Le général Coustou fait des RÉVÉLATIONS CHOCS et laisse Macron sans voix !v

Un avertissement frontal qui déchire le silence. Rarement un ancien haut gradé militaire n’avait porté une accusation aussi grave, aussi dénuée de tout langage diplomatique, contre le sommet de l’État. Dans une intervention qui a mis le débat public en ébullition, le Général André Coustou n’a pas mâché ses mots. L’enjeu, selon lui, n’est plus une simple orientation politique, mais la survie même de la nation. S’attirant les foudres de l’exécutif, cette prise de parole sans concession lui a valu une sanction d’une violence symbolique inouïe : la radiation des cadres, une mise au ban qu’il reçoit avec le dédain d’un homme qui a fait son devoir, clamant que la menace ne vient plus de l’extérieur, mais bien de l’intérieur.

La Sentence Inédite : Macron, « Le Liquidateur de la France »

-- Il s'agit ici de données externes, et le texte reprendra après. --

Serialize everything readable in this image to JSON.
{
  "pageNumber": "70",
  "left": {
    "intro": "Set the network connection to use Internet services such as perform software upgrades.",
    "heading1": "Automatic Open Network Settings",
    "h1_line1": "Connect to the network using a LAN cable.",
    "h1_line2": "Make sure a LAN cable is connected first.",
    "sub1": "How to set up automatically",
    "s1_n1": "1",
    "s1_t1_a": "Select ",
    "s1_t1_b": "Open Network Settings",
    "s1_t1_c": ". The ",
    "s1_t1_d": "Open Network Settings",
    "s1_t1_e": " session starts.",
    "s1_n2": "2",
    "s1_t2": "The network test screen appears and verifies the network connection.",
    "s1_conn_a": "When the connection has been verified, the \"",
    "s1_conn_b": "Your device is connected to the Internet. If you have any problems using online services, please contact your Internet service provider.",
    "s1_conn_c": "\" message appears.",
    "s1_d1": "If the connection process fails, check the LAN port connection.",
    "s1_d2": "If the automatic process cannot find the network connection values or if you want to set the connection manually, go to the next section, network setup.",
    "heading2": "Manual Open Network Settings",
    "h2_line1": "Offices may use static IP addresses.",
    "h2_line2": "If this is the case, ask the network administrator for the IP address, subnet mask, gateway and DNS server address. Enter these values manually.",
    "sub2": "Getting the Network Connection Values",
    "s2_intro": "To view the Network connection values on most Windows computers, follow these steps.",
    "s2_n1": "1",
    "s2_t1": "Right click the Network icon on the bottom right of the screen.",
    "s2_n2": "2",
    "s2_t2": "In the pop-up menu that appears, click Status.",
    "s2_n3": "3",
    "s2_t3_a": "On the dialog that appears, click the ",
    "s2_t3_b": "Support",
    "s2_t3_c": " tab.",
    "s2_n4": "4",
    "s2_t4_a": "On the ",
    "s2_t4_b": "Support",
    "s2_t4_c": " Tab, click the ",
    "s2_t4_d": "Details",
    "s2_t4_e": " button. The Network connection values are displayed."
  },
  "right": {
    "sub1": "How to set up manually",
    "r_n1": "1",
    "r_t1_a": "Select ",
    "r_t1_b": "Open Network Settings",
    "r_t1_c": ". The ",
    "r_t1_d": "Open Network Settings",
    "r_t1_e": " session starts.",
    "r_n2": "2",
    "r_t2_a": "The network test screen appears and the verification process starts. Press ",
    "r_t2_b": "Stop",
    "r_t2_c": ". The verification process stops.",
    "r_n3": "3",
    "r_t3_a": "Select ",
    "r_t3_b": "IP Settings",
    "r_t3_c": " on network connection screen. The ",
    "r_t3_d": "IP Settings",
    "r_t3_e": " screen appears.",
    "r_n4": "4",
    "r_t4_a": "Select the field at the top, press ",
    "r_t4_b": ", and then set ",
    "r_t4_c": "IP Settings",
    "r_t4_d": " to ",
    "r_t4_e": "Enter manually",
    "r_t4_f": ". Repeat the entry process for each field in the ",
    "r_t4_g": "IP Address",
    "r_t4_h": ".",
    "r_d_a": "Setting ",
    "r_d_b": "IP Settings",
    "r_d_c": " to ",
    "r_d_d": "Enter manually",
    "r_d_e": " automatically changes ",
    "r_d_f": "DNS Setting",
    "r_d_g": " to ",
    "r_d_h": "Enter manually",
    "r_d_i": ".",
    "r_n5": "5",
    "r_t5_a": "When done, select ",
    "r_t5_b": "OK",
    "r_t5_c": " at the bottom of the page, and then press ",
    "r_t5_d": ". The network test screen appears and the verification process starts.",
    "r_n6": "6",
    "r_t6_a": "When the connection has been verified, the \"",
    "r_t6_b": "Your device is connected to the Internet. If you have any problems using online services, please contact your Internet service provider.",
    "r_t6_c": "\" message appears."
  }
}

Dès les premières secondes, le ton est donné. Le Général Coustou frappe fort, très fort, avec des mots qui résonnent comme des coups de semonce : « Macron le faisauilleur de la France, Macron le grand liquidateur. » Ces phrases, martelées avec une gravité poignante, brossent le portrait d’un pays « vendu à la découpe », géré par des « traîtres » et des « liquidateurs ». Pour l’ancien militaire, il n’y a plus de place pour la nuance après sept années de présidence. L’action du chef de l’État n’a pas été de « redresser la France », mais de la « détruire ».

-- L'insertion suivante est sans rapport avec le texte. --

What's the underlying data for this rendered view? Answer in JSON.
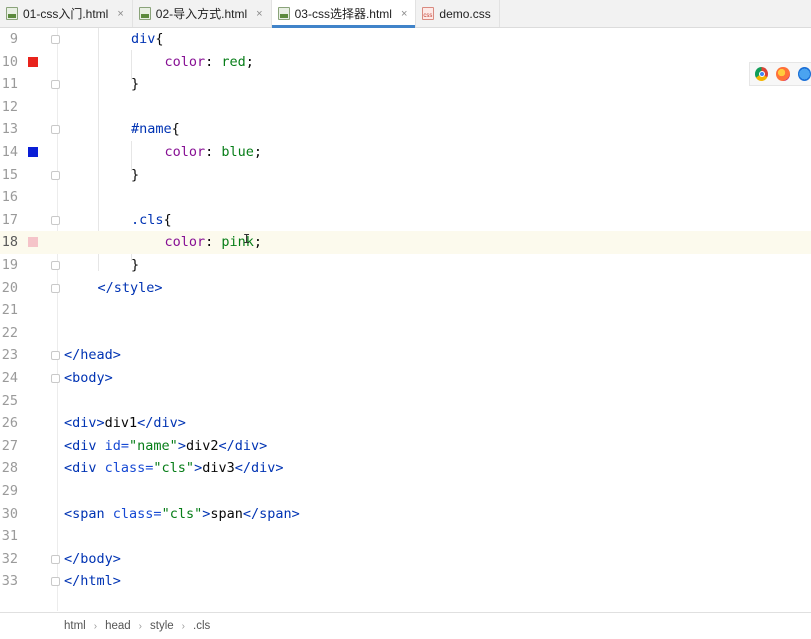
{
  "tabs": [
    {
      "label": "01-css入门.html",
      "type": "html",
      "active": false
    },
    {
      "label": "02-导入方式.html",
      "type": "html",
      "active": false
    },
    {
      "label": "03-css选择器.html",
      "type": "html",
      "active": true
    },
    {
      "label": "demo.css",
      "type": "css",
      "active": false
    }
  ],
  "tab_close_glyph": "×",
  "lines": [
    {
      "n": "9",
      "indent": 2,
      "tokens": [
        [
          "tag",
          "div"
        ],
        [
          "punc",
          "{"
        ]
      ]
    },
    {
      "n": "10",
      "indent": 3,
      "swatch": "#e8231c",
      "tokens": [
        [
          "prop",
          "color"
        ],
        [
          "punc",
          ": "
        ],
        [
          "val",
          "red"
        ],
        [
          "punc",
          ";"
        ]
      ]
    },
    {
      "n": "11",
      "indent": 2,
      "tokens": [
        [
          "punc",
          "}"
        ]
      ]
    },
    {
      "n": "12",
      "indent": 0,
      "tokens": []
    },
    {
      "n": "13",
      "indent": 2,
      "tokens": [
        [
          "tag",
          "#name"
        ],
        [
          "punc",
          "{"
        ]
      ]
    },
    {
      "n": "14",
      "indent": 3,
      "swatch": "#0a1ed6",
      "tokens": [
        [
          "prop",
          "color"
        ],
        [
          "punc",
          ": "
        ],
        [
          "val",
          "blue"
        ],
        [
          "punc",
          ";"
        ]
      ]
    },
    {
      "n": "15",
      "indent": 2,
      "tokens": [
        [
          "punc",
          "}"
        ]
      ]
    },
    {
      "n": "16",
      "indent": 0,
      "tokens": []
    },
    {
      "n": "17",
      "indent": 2,
      "tokens": [
        [
          "tag",
          ".cls"
        ],
        [
          "punc",
          "{"
        ]
      ]
    },
    {
      "n": "18",
      "indent": 3,
      "swatch": "#f5c4c9",
      "current": true,
      "tokens": [
        [
          "prop",
          "color"
        ],
        [
          "punc",
          ": "
        ],
        [
          "val",
          "pink"
        ],
        [
          "punc",
          ";"
        ]
      ]
    },
    {
      "n": "19",
      "indent": 2,
      "tokens": [
        [
          "punc",
          "}"
        ]
      ]
    },
    {
      "n": "20",
      "indent": 1,
      "tokens": [
        [
          "tag",
          "</style>"
        ]
      ]
    },
    {
      "n": "21",
      "indent": 0,
      "tokens": []
    },
    {
      "n": "22",
      "indent": 0,
      "tokens": []
    },
    {
      "n": "23",
      "indent": 0,
      "tokens": [
        [
          "tag",
          "</head>"
        ]
      ]
    },
    {
      "n": "24",
      "indent": 0,
      "tokens": [
        [
          "tag",
          "<body>"
        ]
      ]
    },
    {
      "n": "25",
      "indent": 0,
      "tokens": []
    },
    {
      "n": "26",
      "indent": 0,
      "tokens": [
        [
          "tag",
          "<div>"
        ],
        [
          "plain",
          "div1"
        ],
        [
          "tag",
          "</div>"
        ]
      ]
    },
    {
      "n": "27",
      "indent": 0,
      "tokens": [
        [
          "tag",
          "<div "
        ],
        [
          "attr",
          "id="
        ],
        [
          "str",
          "\"name\""
        ],
        [
          "tag",
          ">"
        ],
        [
          "plain",
          "div2"
        ],
        [
          "tag",
          "</div>"
        ]
      ]
    },
    {
      "n": "28",
      "indent": 0,
      "tokens": [
        [
          "tag",
          "<div "
        ],
        [
          "attr",
          "class="
        ],
        [
          "str",
          "\"cls\""
        ],
        [
          "tag",
          ">"
        ],
        [
          "plain",
          "div3"
        ],
        [
          "tag",
          "</div>"
        ]
      ]
    },
    {
      "n": "29",
      "indent": 0,
      "tokens": []
    },
    {
      "n": "30",
      "indent": 0,
      "tokens": [
        [
          "tag",
          "<span "
        ],
        [
          "attr",
          "class="
        ],
        [
          "str",
          "\"cls\""
        ],
        [
          "tag",
          ">"
        ],
        [
          "plain",
          "span"
        ],
        [
          "tag",
          "</span>"
        ]
      ]
    },
    {
      "n": "31",
      "indent": 0,
      "tokens": []
    },
    {
      "n": "32",
      "indent": 0,
      "tokens": [
        [
          "tag",
          "</body>"
        ]
      ]
    },
    {
      "n": "33",
      "indent": 0,
      "tokens": [
        [
          "tag",
          "</html>"
        ]
      ]
    }
  ],
  "browser_icons": [
    "chrome-icon",
    "firefox-icon",
    "safari-icon"
  ],
  "breadcrumb": [
    "html",
    "head",
    "style",
    ".cls"
  ],
  "breadcrumb_sep": "›",
  "cursor_glyph": "I",
  "colors": {
    "accent": "#4083c9",
    "tag": "#0033b3",
    "string": "#067d17",
    "property": "#871094",
    "current_line": "#fcfaed"
  }
}
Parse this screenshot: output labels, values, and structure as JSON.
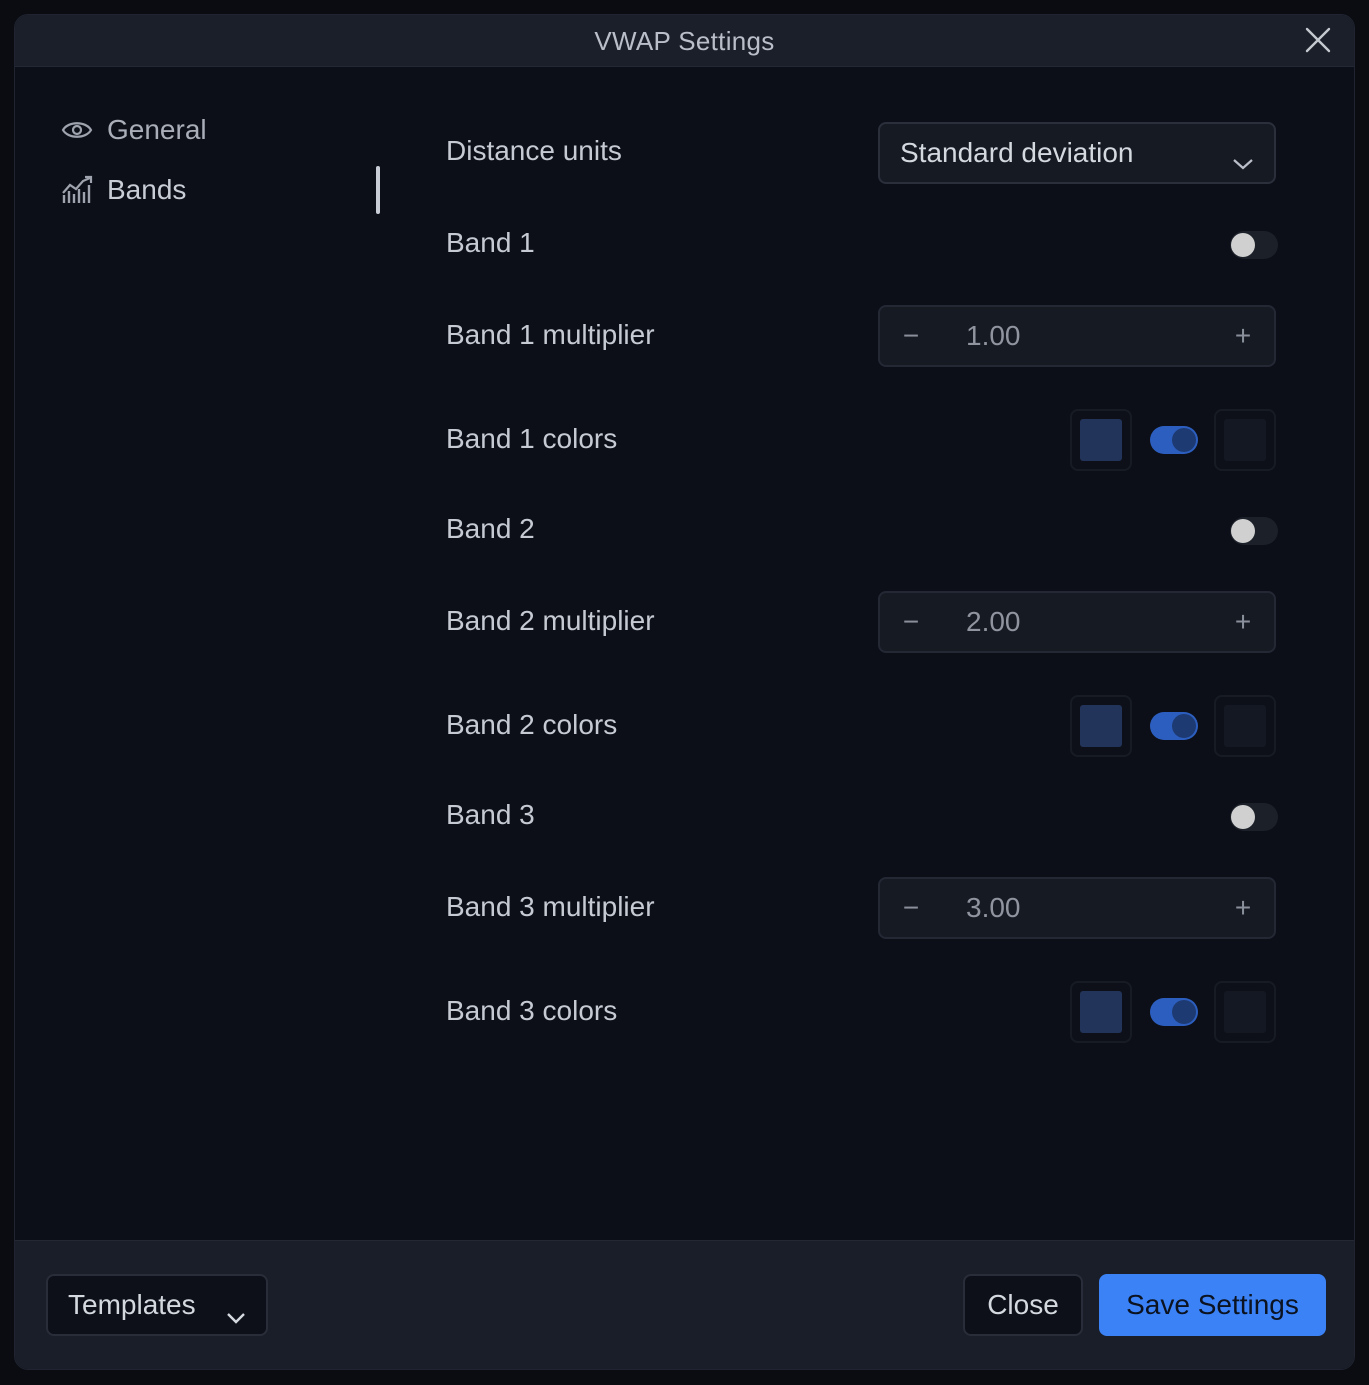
{
  "dialog": {
    "title": "VWAP Settings",
    "close_icon": "close-icon"
  },
  "sidebar": {
    "items": [
      {
        "label": "General",
        "icon": "eye-icon",
        "active": false
      },
      {
        "label": "Bands",
        "icon": "chart-bars-icon",
        "active": true
      }
    ]
  },
  "settings": {
    "distance_units": {
      "label": "Distance units",
      "value": "Standard deviation"
    },
    "bands": [
      {
        "label": "Band 1",
        "enabled": false,
        "multiplier_label": "Band 1 multiplier",
        "multiplier": "1.00",
        "colors_label": "Band 1 colors",
        "color_a": "#223459",
        "color_b": "#141822",
        "color_toggle_on": true
      },
      {
        "label": "Band 2",
        "enabled": false,
        "multiplier_label": "Band 2 multiplier",
        "multiplier": "2.00",
        "colors_label": "Band 2 colors",
        "color_a": "#223459",
        "color_b": "#141822",
        "color_toggle_on": true
      },
      {
        "label": "Band 3",
        "enabled": false,
        "multiplier_label": "Band 3 multiplier",
        "multiplier": "3.00",
        "colors_label": "Band 3 colors",
        "color_a": "#223459",
        "color_b": "#141822",
        "color_toggle_on": true
      }
    ]
  },
  "footer": {
    "templates_label": "Templates",
    "close_label": "Close",
    "save_label": "Save Settings"
  },
  "colors": {
    "accent": "#3b82f6",
    "toggle_on": "#2c5ebf"
  }
}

L’affirmation la plus explosive et la plus dérangeante est sans doute celle qui inverse les rôles géopolitiques traditionnels. Alors que le discours officiel désigne un ennemi à l’Est, le Général Coustou déplace la menace : « L’ennemi de la France, c’était pas Vladimir Poutine, c’était notre président. » Cette déclaration, réitérée avec force, dépasse la simple critique. Elle est une mise en accusation directe de la stratégie et de la vision du commandant en chef des armées. Ce n’est plus un simple désaccord politique, mais un avertissement frontal lancé par un homme qui a passé sa vie au service armé de la nation. L’émotion est palpable, la lucidité est implacable : le général parle comme quelqu’un qui a « trop vu, trop retenu » et qui juge qu’il est temps de dire la vérité « quoi qu’il en coûte ».